NYUAD moves commencement ceremony datePosted on December 6, 2013 | by Michael Domanico
NYU Abu Dhabi announced its decision to move its first class graduation three days earlier after scheduling the ceremony on an Islamic holiday.
“Quite candidly, we goofed,” said Josh Taylor, associate vice chancellor for Global Programs.
Initially scheduled for May 28, the university decided to move the ceremony to May 25.
“We simply could not take a chance that commencement would fall on the Isra and Mi’raj holiday, which clearly would have been a possibility given the Islamic calendar,” Taylor said.

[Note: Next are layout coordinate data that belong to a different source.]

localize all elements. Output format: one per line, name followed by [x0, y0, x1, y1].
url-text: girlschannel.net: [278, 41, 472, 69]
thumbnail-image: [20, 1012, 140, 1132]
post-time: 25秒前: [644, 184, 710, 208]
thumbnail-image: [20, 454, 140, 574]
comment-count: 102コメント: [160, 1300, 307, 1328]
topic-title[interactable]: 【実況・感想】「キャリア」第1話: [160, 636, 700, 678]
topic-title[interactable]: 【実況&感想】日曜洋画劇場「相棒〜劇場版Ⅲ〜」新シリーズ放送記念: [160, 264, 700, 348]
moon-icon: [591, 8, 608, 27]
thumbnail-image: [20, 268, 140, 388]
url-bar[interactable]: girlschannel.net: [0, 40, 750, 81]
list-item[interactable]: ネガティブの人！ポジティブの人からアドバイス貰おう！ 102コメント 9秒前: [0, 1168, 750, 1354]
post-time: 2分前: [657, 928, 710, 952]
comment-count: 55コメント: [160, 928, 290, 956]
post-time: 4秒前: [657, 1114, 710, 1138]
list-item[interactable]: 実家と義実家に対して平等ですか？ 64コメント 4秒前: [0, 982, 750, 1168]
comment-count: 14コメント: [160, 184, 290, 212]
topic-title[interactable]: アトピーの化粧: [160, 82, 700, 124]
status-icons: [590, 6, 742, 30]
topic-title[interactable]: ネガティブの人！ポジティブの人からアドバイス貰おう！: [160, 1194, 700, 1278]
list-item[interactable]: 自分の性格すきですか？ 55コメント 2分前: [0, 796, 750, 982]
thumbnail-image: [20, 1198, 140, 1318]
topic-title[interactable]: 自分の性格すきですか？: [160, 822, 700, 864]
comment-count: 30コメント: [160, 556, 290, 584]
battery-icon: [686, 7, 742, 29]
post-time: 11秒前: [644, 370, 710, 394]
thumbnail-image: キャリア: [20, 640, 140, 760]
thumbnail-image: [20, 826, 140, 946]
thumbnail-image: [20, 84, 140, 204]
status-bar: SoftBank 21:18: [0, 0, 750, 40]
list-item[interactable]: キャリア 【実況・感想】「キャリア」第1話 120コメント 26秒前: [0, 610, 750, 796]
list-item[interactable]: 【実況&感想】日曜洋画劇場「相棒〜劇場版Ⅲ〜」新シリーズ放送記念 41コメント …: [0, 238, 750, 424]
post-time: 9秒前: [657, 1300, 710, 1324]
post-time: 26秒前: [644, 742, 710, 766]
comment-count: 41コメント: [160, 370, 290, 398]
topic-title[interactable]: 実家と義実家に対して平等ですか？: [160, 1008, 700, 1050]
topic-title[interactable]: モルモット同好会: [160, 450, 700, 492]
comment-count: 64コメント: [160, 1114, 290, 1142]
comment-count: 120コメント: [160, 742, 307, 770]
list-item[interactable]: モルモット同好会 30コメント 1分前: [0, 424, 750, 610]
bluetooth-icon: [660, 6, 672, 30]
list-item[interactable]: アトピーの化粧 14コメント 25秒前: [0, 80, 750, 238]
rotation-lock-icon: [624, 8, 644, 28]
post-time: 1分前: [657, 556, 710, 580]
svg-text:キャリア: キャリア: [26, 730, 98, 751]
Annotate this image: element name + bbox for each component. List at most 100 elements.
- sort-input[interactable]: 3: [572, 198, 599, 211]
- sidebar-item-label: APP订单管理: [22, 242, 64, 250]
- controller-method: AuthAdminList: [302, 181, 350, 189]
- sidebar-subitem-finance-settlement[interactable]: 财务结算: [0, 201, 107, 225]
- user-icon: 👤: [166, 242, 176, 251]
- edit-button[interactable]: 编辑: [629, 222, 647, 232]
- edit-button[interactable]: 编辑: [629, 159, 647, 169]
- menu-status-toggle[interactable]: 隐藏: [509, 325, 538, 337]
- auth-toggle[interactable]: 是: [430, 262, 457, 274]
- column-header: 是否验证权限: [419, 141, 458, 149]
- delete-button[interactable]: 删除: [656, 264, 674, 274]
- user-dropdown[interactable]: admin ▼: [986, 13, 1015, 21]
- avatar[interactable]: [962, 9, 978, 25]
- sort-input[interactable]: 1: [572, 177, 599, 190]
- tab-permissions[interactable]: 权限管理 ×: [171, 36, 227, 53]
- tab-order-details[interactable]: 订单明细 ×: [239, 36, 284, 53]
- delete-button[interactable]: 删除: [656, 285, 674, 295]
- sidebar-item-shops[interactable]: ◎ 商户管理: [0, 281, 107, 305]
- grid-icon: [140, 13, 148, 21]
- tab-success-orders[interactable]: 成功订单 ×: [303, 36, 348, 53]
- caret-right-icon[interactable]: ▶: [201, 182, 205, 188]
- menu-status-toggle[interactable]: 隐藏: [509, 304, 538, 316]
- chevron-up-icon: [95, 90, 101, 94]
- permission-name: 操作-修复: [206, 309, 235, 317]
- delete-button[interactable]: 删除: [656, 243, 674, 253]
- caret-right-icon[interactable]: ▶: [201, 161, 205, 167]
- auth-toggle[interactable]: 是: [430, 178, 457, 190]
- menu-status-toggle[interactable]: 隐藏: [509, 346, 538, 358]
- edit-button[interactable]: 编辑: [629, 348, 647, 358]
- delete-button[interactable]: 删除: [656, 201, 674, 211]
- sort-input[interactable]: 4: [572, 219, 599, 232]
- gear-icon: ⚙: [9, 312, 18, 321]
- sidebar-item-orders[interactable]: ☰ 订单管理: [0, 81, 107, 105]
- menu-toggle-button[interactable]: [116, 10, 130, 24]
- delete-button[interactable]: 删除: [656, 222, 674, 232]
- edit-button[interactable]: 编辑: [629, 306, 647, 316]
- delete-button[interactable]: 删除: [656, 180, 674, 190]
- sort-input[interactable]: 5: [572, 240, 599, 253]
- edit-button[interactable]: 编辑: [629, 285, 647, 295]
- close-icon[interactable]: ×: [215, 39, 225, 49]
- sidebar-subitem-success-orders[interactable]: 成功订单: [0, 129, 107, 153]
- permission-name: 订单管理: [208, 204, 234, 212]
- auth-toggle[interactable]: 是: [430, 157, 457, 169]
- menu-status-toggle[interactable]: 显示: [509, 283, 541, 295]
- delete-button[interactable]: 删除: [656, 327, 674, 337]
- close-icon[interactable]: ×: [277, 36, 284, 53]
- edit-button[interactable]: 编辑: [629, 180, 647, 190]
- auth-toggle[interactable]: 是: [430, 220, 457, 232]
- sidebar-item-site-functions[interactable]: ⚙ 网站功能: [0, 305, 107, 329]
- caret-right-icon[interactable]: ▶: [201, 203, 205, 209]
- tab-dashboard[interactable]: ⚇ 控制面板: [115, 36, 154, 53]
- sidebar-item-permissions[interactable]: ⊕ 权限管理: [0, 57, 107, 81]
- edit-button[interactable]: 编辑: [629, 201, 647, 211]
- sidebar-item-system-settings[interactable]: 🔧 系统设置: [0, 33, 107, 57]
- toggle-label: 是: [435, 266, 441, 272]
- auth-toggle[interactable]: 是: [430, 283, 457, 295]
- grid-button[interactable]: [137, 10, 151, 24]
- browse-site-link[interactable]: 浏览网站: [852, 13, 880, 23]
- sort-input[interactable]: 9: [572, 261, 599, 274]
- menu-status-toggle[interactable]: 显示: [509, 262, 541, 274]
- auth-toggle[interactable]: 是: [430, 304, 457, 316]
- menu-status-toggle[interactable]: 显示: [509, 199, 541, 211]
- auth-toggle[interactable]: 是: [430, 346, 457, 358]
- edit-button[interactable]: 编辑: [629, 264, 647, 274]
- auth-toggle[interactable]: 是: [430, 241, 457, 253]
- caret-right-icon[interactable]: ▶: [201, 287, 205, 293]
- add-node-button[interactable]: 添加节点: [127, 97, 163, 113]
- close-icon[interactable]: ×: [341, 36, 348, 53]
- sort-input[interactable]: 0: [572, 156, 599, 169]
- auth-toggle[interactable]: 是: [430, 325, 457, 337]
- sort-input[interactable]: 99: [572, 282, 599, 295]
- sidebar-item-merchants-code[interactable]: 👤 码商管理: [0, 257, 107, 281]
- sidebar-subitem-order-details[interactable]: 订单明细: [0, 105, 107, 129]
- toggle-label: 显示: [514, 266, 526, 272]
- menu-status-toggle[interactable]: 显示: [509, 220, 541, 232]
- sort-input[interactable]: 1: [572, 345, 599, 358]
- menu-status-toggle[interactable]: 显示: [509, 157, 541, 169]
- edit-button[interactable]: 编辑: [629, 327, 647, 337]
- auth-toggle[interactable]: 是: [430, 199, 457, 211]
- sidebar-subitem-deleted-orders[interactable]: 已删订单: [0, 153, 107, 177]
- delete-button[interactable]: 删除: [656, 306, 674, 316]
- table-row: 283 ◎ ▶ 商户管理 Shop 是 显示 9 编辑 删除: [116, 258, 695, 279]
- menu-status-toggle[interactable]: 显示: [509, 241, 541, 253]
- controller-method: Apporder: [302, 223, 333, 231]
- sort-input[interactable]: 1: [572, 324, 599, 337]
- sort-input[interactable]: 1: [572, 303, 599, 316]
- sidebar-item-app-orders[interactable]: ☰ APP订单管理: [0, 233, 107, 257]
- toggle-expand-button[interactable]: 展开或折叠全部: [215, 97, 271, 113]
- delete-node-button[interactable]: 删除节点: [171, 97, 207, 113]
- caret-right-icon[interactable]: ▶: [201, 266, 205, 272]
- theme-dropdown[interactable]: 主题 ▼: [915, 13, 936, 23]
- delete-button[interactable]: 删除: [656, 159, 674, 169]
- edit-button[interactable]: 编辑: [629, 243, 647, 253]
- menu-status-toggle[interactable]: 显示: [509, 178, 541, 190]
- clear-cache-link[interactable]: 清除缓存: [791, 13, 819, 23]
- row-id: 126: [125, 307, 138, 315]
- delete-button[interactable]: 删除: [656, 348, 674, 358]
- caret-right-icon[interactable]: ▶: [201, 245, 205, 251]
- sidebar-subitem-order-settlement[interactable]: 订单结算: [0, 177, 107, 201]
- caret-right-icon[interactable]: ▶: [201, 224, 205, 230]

Islamic holidays are based on the lunar calendar, which means that holiday dates vary from year to year. Isra and Mi’raj celebrates a two-part journey of the Prophet Muhammad to Jerusalem and then heaven that could conclude after May 27.
“In addition to ensuring that we are considerate of Muslim members of our community and their families, we want to facilitate the attendance of government representatives on this significant occasion, which would be challenging should commencement fall on a holiday,” NYUAD dean of students David Tinagero said in a Dec. 4 email.
Tinagero told students they could be reimbursed by the university if they had to alter their travel plans because of the date switch. NYUAD will also reimburse students’ guests at graduation, provided that they had already secured their travel plans before Tinagero’s he sent the email.
“I want to assure you that neither you nor your family will be responsible for any change fees associated with your flight home because of the date change of the commencement ceremony,” he said.
The move out date for graduating seniors, however, has not changed. Students will be allowed to remain on campus until May 29.
“We’re sorry for the inconvenience this change has created for our community,” Taylor said. “And we are doing everything we can to assist those individuals who have been affected.”
Several NYUAD students appreciated the university’s efforts to rectify the situation.
“NYU Abu Dhabi is handling this as well as it could be handled,” NYUAD senior Juan Felipe Beltran said. “Information was sent out quickly, including help the university could offer students who already booked tickets.”
Beltran, whose family is from Colombia, said the change is only a minor inconvenience. NYUAD senior Rafael Scharan, from Brazil, expressed similar understanding.
“We live in an imperfect world, and things like this happen all the time, especially in a startup project like NYU Abu Dhabi,” Scharan said. “It’s a unique situation really, and the best thing to do is to just accept it, adapt and move on.”